By their nature, interdisciplinary design studios suggest combining different perspectives – tearing down the silo’s walls and questioning familiar models. There is also the matter of building connections, new associations, and awareness. Reimagining how we think, play, relate, and work. Tearing down and building simultaneously. Being an interdisciplinary design studio focused on community-engaged projects within a public research university on an urban campus gives the design studio access to intersecting issues at different scales – the studio, university, and city communities, and beyond. The studio partners with a local non-profit design center so faculty and students can access a range of community members beyond the university. These projects engage students in small teams over a semester. Their challenge is to help their community partner wonder about the possibilities while delivering thoughtful, creative, relevant design strategies that address diverse needs. The studio’s ethos, processes, and participants co-create a dynamic, fluid environment for learning and teaching. The unfixed nature of the studio challenges studio members to question the influence of factors such as project types, team relationships, and acts of collective versus solitary making. By focusing on selected projects from the past year, we can consider how by working small and local, we understand big and global.

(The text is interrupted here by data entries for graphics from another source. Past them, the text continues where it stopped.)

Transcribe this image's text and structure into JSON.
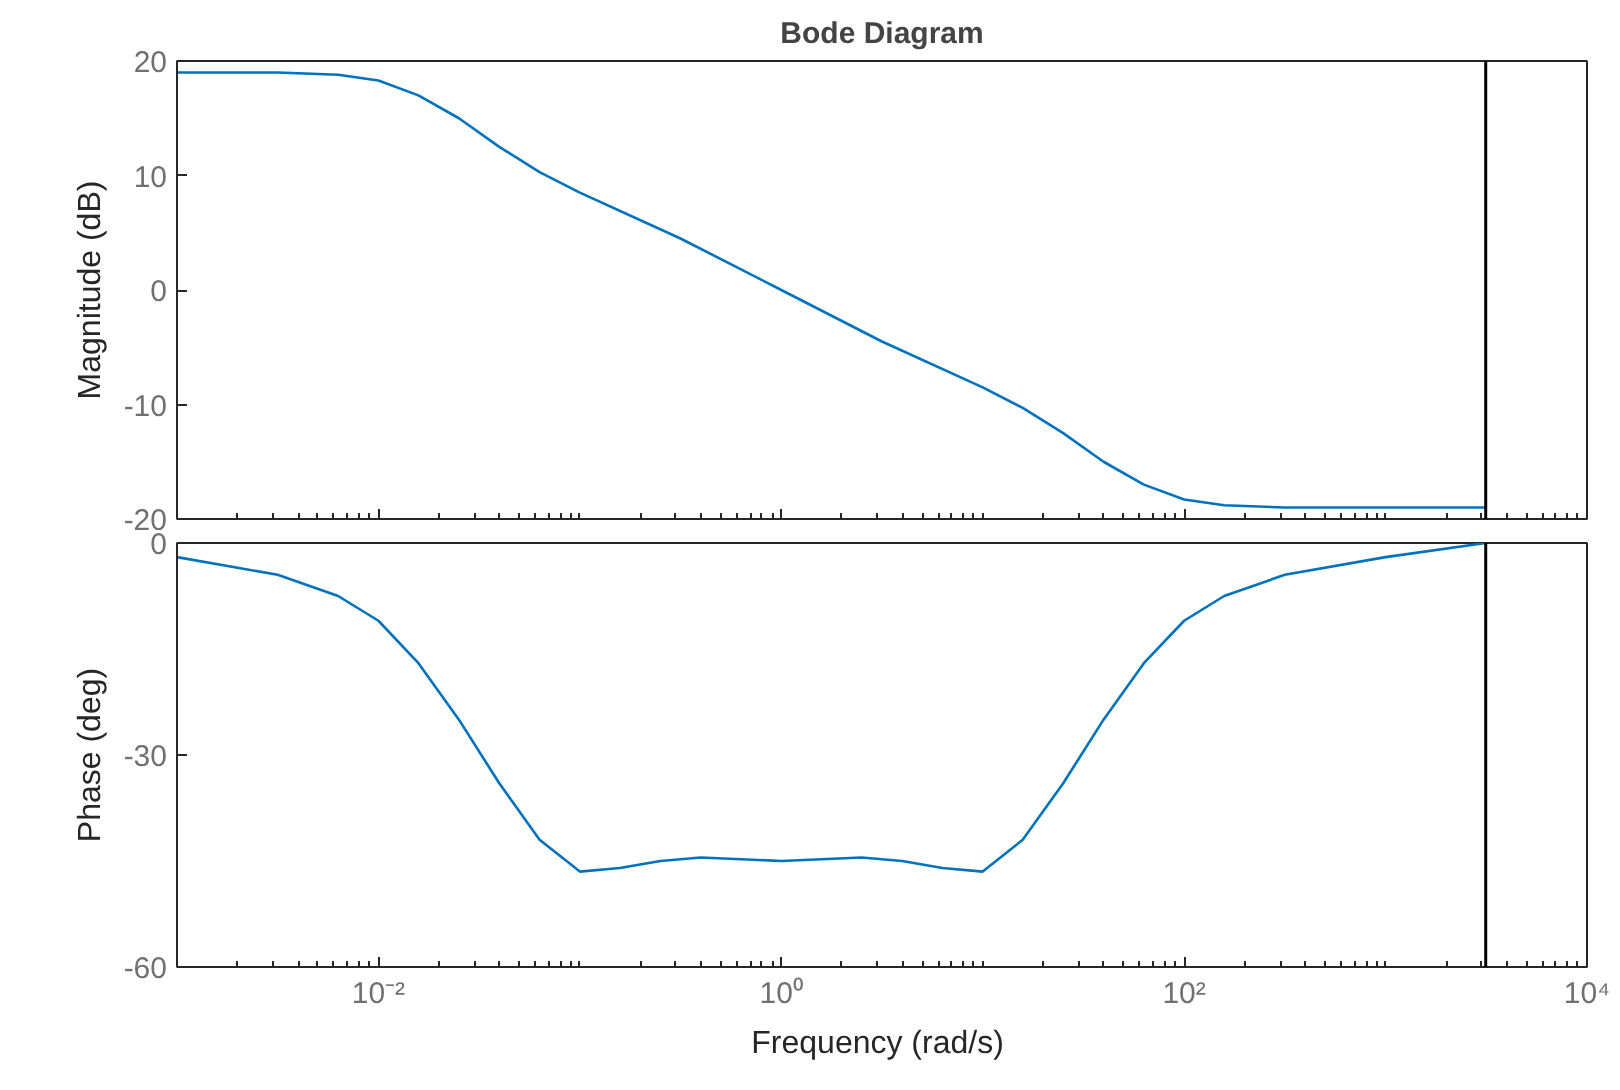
{
  "chart_data": [
    {
      "type": "line",
      "title": "Bode Diagram",
      "ylabel": "Magnitude (dB)",
      "log": "x",
      "grid": false,
      "tick_labels": "y",
      "xlim": [
        0.001,
        10000
      ],
      "xticks": [
        {
          "value": 0.01,
          "label": null
        },
        {
          "value": 1,
          "label": null
        },
        {
          "value": 100,
          "label": null
        },
        {
          "value": 10000,
          "label": null
        }
      ],
      "ylim": [
        -20,
        20
      ],
      "yticks": [
        -20,
        -10,
        0,
        10,
        20
      ],
      "ref_lines": [
        {
          "axis": "x",
          "value": 3142,
          "color": "#000000"
        }
      ],
      "series": [
        {
          "color": "#0072bd",
          "x": [
            0.001,
            0.00316,
            0.00631,
            0.01,
            0.0158,
            0.0251,
            0.0398,
            0.0631,
            0.1,
            0.316,
            1,
            3.16,
            10,
            15.8,
            25.1,
            39.8,
            63.1,
            100,
            158,
            316,
            1000,
            3142
          ],
          "values": [
            19,
            19,
            18.8,
            18.3,
            17,
            15,
            12.5,
            10.3,
            8.5,
            4.5,
            0,
            -4.5,
            -8.5,
            -10.3,
            -12.5,
            -15,
            -17,
            -18.3,
            -18.8,
            -19,
            -19,
            -19
          ]
        }
      ]
    },
    {
      "type": "line",
      "xlabel": "Frequency  (rad/s)",
      "ylabel": "Phase (deg)",
      "log": "x",
      "grid": false,
      "xlim": [
        0.001,
        10000
      ],
      "xticks": [
        {
          "value": 0.01,
          "label": "10⁻²"
        },
        {
          "value": 1,
          "label": "10⁰"
        },
        {
          "value": 100,
          "label": "10²"
        },
        {
          "value": 10000,
          "label": "10⁴"
        }
      ],
      "ylim": [
        -60,
        0
      ],
      "yticks": [
        -60,
        -30,
        0
      ],
      "ref_lines": [
        {
          "axis": "x",
          "value": 3142,
          "color": "#000000"
        }
      ],
      "series": [
        {
          "color": "#0072bd",
          "x": [
            0.001,
            0.00316,
            0.00631,
            0.01,
            0.0158,
            0.0251,
            0.0398,
            0.0631,
            0.1,
            0.158,
            0.251,
            0.398,
            1,
            2.51,
            3.98,
            6.31,
            10,
            15.8,
            25.1,
            39.8,
            63.1,
            100,
            158,
            316,
            1000,
            3142
          ],
          "values": [
            -2,
            -4.5,
            -7.5,
            -11,
            -17,
            -25,
            -34,
            -42,
            -46.5,
            -46,
            -45,
            -44.5,
            -45,
            -44.5,
            -45,
            -46,
            -46.5,
            -42,
            -34,
            -25,
            -17,
            -11,
            -7.5,
            -4.5,
            -2,
            0
          ]
        }
      ]
    }
  ]
}
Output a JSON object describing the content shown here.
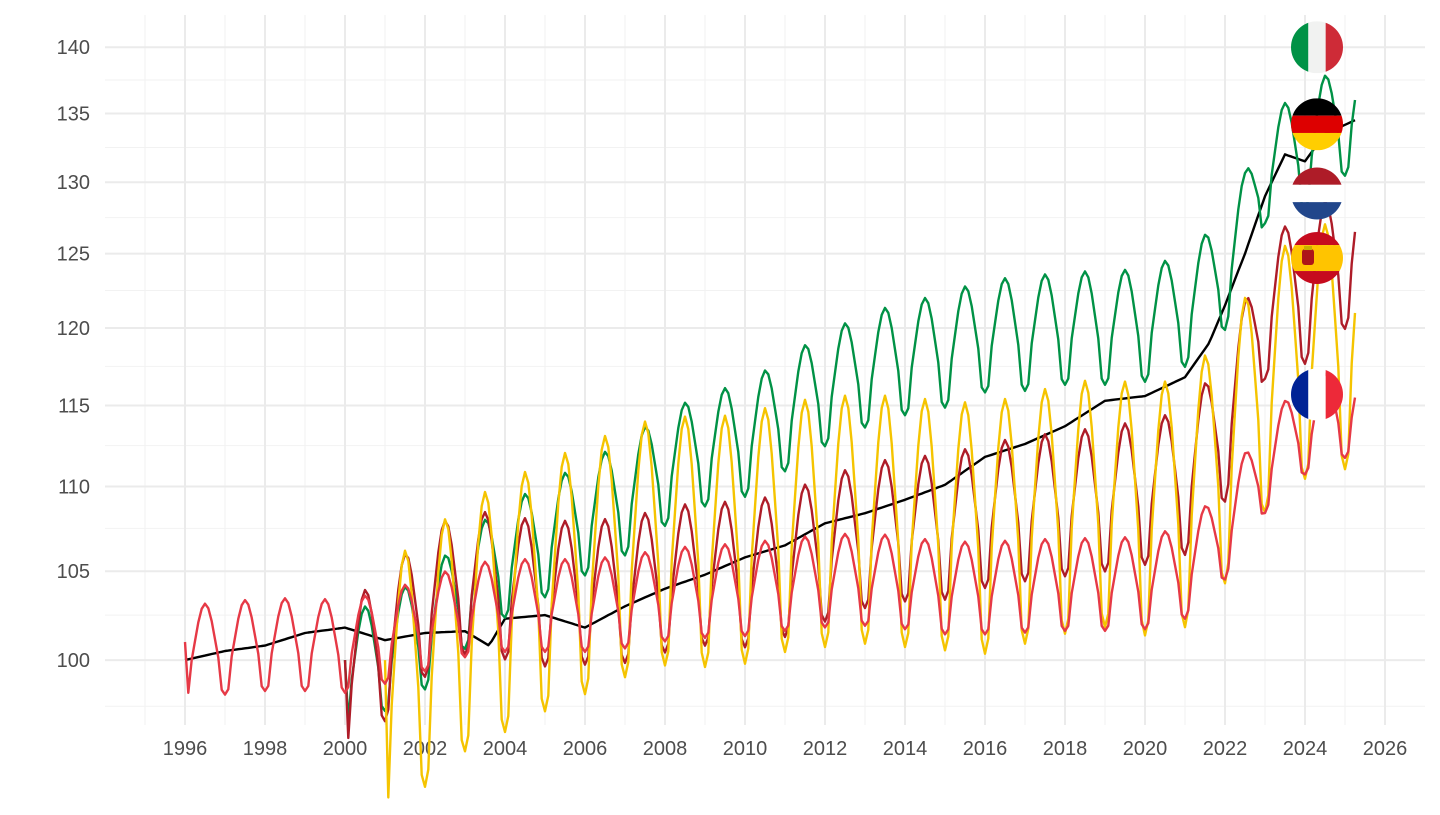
{
  "chart_data": {
    "type": "line",
    "title": "",
    "xlabel": "",
    "ylabel": "",
    "y_scale": "log",
    "ylim": [
      96.5,
      142.5
    ],
    "xlim": [
      1994.0,
      2027.0
    ],
    "grid": true,
    "legend": "none; country flags at series line ends (right)",
    "x_ticks": [
      1996,
      1998,
      2000,
      2002,
      2004,
      2006,
      2008,
      2010,
      2012,
      2014,
      2016,
      2018,
      2020,
      2022,
      2024,
      2026
    ],
    "x_tick_labels": [
      "1996",
      "1998",
      "2000",
      "2002",
      "2004",
      "2006",
      "2008",
      "2010",
      "2012",
      "2014",
      "2016",
      "2018",
      "2020",
      "2022",
      "2024",
      "2026"
    ],
    "y_ticks": [
      100,
      105,
      110,
      115,
      120,
      125,
      130,
      135,
      140
    ],
    "y_tick_labels": [
      "100",
      "105",
      "110",
      "115",
      "120",
      "125",
      "130",
      "135",
      "140"
    ],
    "series": [
      {
        "country": "Germany",
        "color": "#000000",
        "flag": "germany-flag",
        "start": 1996.0,
        "end": 2025.25,
        "seasonal_amp": 0.0,
        "anchors": [
          [
            1996.0,
            100.0
          ],
          [
            1997.0,
            100.5
          ],
          [
            1998.0,
            100.8
          ],
          [
            1999.0,
            101.5
          ],
          [
            2000.0,
            101.8
          ],
          [
            2001.0,
            101.1
          ],
          [
            2002.0,
            101.5
          ],
          [
            2003.0,
            101.6
          ],
          [
            2003.6,
            100.8
          ],
          [
            2004.0,
            102.3
          ],
          [
            2005.0,
            102.5
          ],
          [
            2006.0,
            101.8
          ],
          [
            2007.0,
            103.0
          ],
          [
            2008.0,
            104.0
          ],
          [
            2009.0,
            104.8
          ],
          [
            2010.0,
            105.8
          ],
          [
            2011.0,
            106.5
          ],
          [
            2012.0,
            107.8
          ],
          [
            2013.0,
            108.4
          ],
          [
            2014.0,
            109.2
          ],
          [
            2015.0,
            110.1
          ],
          [
            2016.0,
            111.8
          ],
          [
            2017.0,
            112.6
          ],
          [
            2018.0,
            113.7
          ],
          [
            2019.0,
            115.3
          ],
          [
            2020.0,
            115.6
          ],
          [
            2021.0,
            116.8
          ],
          [
            2021.6,
            119.0
          ],
          [
            2022.0,
            121.5
          ],
          [
            2022.5,
            125.0
          ],
          [
            2023.0,
            129.0
          ],
          [
            2023.5,
            132.0
          ],
          [
            2024.0,
            131.5
          ],
          [
            2024.5,
            133.5
          ],
          [
            2025.25,
            134.5
          ]
        ]
      },
      {
        "country": "Italy",
        "color": "#009246",
        "flag": "italy-flag",
        "start": 2000.0,
        "end": 2025.25,
        "seasonal_amp": 0.055,
        "anchors": [
          [
            2000.0,
            100.0
          ],
          [
            2001.0,
            101.0
          ],
          [
            2002.0,
            102.2
          ],
          [
            2003.0,
            104.5
          ],
          [
            2004.0,
            106.3
          ],
          [
            2005.0,
            107.5
          ],
          [
            2006.0,
            108.8
          ],
          [
            2007.0,
            110.0
          ],
          [
            2008.0,
            111.8
          ],
          [
            2009.0,
            113.0
          ],
          [
            2010.0,
            113.6
          ],
          [
            2011.0,
            115.2
          ],
          [
            2012.0,
            116.8
          ],
          [
            2013.0,
            118.0
          ],
          [
            2014.0,
            118.8
          ],
          [
            2015.0,
            119.3
          ],
          [
            2016.0,
            120.3
          ],
          [
            2017.0,
            120.4
          ],
          [
            2018.0,
            120.8
          ],
          [
            2019.0,
            120.8
          ],
          [
            2020.0,
            121.0
          ],
          [
            2021.0,
            122.0
          ],
          [
            2022.0,
            124.5
          ],
          [
            2022.5,
            127.5
          ],
          [
            2023.0,
            132.0
          ],
          [
            2024.0,
            133.0
          ],
          [
            2024.5,
            134.5
          ],
          [
            2025.25,
            136.0
          ]
        ]
      },
      {
        "country": "Netherlands",
        "color": "#ae1c28",
        "flag": "netherlands-flag",
        "start": 2000.0,
        "end": 2025.25,
        "seasonal_amp": 0.07,
        "anchors": [
          [
            2000.0,
            100.0
          ],
          [
            2001.0,
            101.5
          ],
          [
            2002.0,
            104.0
          ],
          [
            2003.0,
            105.3
          ],
          [
            2004.0,
            105.0
          ],
          [
            2005.0,
            104.6
          ],
          [
            2006.0,
            104.7
          ],
          [
            2007.0,
            104.8
          ],
          [
            2008.0,
            105.4
          ],
          [
            2009.0,
            105.8
          ],
          [
            2010.0,
            105.7
          ],
          [
            2011.0,
            106.3
          ],
          [
            2012.0,
            107.2
          ],
          [
            2013.0,
            108.0
          ],
          [
            2014.0,
            108.4
          ],
          [
            2015.0,
            108.5
          ],
          [
            2016.0,
            109.2
          ],
          [
            2017.0,
            109.6
          ],
          [
            2018.0,
            109.9
          ],
          [
            2019.0,
            110.2
          ],
          [
            2020.0,
            110.6
          ],
          [
            2021.0,
            111.2
          ],
          [
            2022.0,
            114.5
          ],
          [
            2022.5,
            118.0
          ],
          [
            2023.0,
            122.5
          ],
          [
            2024.0,
            123.5
          ],
          [
            2025.25,
            126.5
          ]
        ]
      },
      {
        "country": "Spain",
        "color": "#f5c400",
        "flag": "spain-flag",
        "start": 2001.0,
        "end": 2025.25,
        "seasonal_amp": 0.12,
        "anchors": [
          [
            2001.0,
            100.0
          ],
          [
            2002.0,
            101.5
          ],
          [
            2003.0,
            103.5
          ],
          [
            2004.0,
            104.6
          ],
          [
            2005.0,
            105.8
          ],
          [
            2006.0,
            106.8
          ],
          [
            2007.0,
            107.8
          ],
          [
            2008.0,
            108.5
          ],
          [
            2009.0,
            108.4
          ],
          [
            2010.0,
            108.6
          ],
          [
            2011.0,
            109.3
          ],
          [
            2012.0,
            109.6
          ],
          [
            2013.0,
            109.8
          ],
          [
            2014.0,
            109.6
          ],
          [
            2015.0,
            109.4
          ],
          [
            2016.0,
            109.2
          ],
          [
            2017.0,
            109.8
          ],
          [
            2018.0,
            110.4
          ],
          [
            2019.0,
            110.8
          ],
          [
            2020.0,
            110.3
          ],
          [
            2021.0,
            110.8
          ],
          [
            2022.0,
            113.5
          ],
          [
            2023.0,
            118.0
          ],
          [
            2024.0,
            120.2
          ],
          [
            2025.25,
            121.0
          ]
        ]
      },
      {
        "country": "France",
        "color": "#e63946",
        "flag": "france-flag",
        "start": 1996.0,
        "end": 2025.25,
        "seasonal_amp": 0.045,
        "anchors": [
          [
            1996.0,
            101.0
          ],
          [
            1997.0,
            101.2
          ],
          [
            1998.0,
            101.4
          ],
          [
            1999.0,
            101.4
          ],
          [
            2000.0,
            101.3
          ],
          [
            2001.0,
            101.8
          ],
          [
            2002.0,
            102.5
          ],
          [
            2003.0,
            103.3
          ],
          [
            2004.0,
            103.6
          ],
          [
            2005.0,
            103.6
          ],
          [
            2006.0,
            103.6
          ],
          [
            2007.0,
            103.8
          ],
          [
            2008.0,
            104.2
          ],
          [
            2009.0,
            104.4
          ],
          [
            2010.0,
            104.5
          ],
          [
            2011.0,
            104.8
          ],
          [
            2012.0,
            105.0
          ],
          [
            2013.0,
            105.1
          ],
          [
            2014.0,
            104.9
          ],
          [
            2015.0,
            104.6
          ],
          [
            2016.0,
            104.6
          ],
          [
            2017.0,
            104.7
          ],
          [
            2018.0,
            104.8
          ],
          [
            2019.0,
            104.8
          ],
          [
            2020.0,
            104.9
          ],
          [
            2021.0,
            105.5
          ],
          [
            2022.0,
            107.8
          ],
          [
            2023.0,
            111.8
          ],
          [
            2024.0,
            114.2
          ],
          [
            2025.25,
            115.5
          ]
        ]
      }
    ],
    "flags": [
      {
        "name": "italy-flag",
        "y": 140.0
      },
      {
        "name": "germany-flag",
        "y": 134.2
      },
      {
        "name": "netherlands-flag",
        "y": 129.2
      },
      {
        "name": "spain-flag",
        "y": 124.7
      },
      {
        "name": "france-flag",
        "y": 115.7
      }
    ],
    "flag_x": 2024.3
  }
}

Emily Smith is an assistant professor of Interior Design at VCU where she focuses on material studies and immersive design studios. Her commercial project experiences have ranged from residences to airports with a passion for community-engaged projects. She has worked with design firms across the United States and developed new domestic and international study programs for VCU. She co-leads an interdisciplinary design studio, the middle Of broad studio, through VCUarts. Smith holds a BS from Virginia Polytechnic Institute And State University and an MFA from Virginia Commonwealth University.
With over 25 years of industry experience in various contexts and regions, including New York, New Delhi, and Mexico City, traversing a broad range of markets and competencies – design, public relations, production, and development, Jeannine Diego’s extensive creative practice informs her research as well as her focus on sustainable design. She is engaged in design innovation projects with Mexico’s traditional textile makers, centered on fair trade practices and participatory design processes, in addition to spearheading the Sartorial Studies research program at 17, Institute of Critical Studies. Her areas of interest lie at the intersections of fashion and politics, as expressed through the self-making practices (dressing as narrative, making, mending, crafting) of undisciplined bodies, particularly in Cuba and Mexico. She has taught courses in fashion theory, and her research, which has been published in peer-reviewed journals, has also found expression in documentary film projects. She serves on the editorial board of Critical Studies in Fashion and Beauty and is a member of the Union of Concerned Researchers in Fashion (UCRF) as well as some of its subgroups focused on sustainable practice and policy. She holds a Bachelor’s degree in Fashion Design and a Master’s Degree in Critical Theory.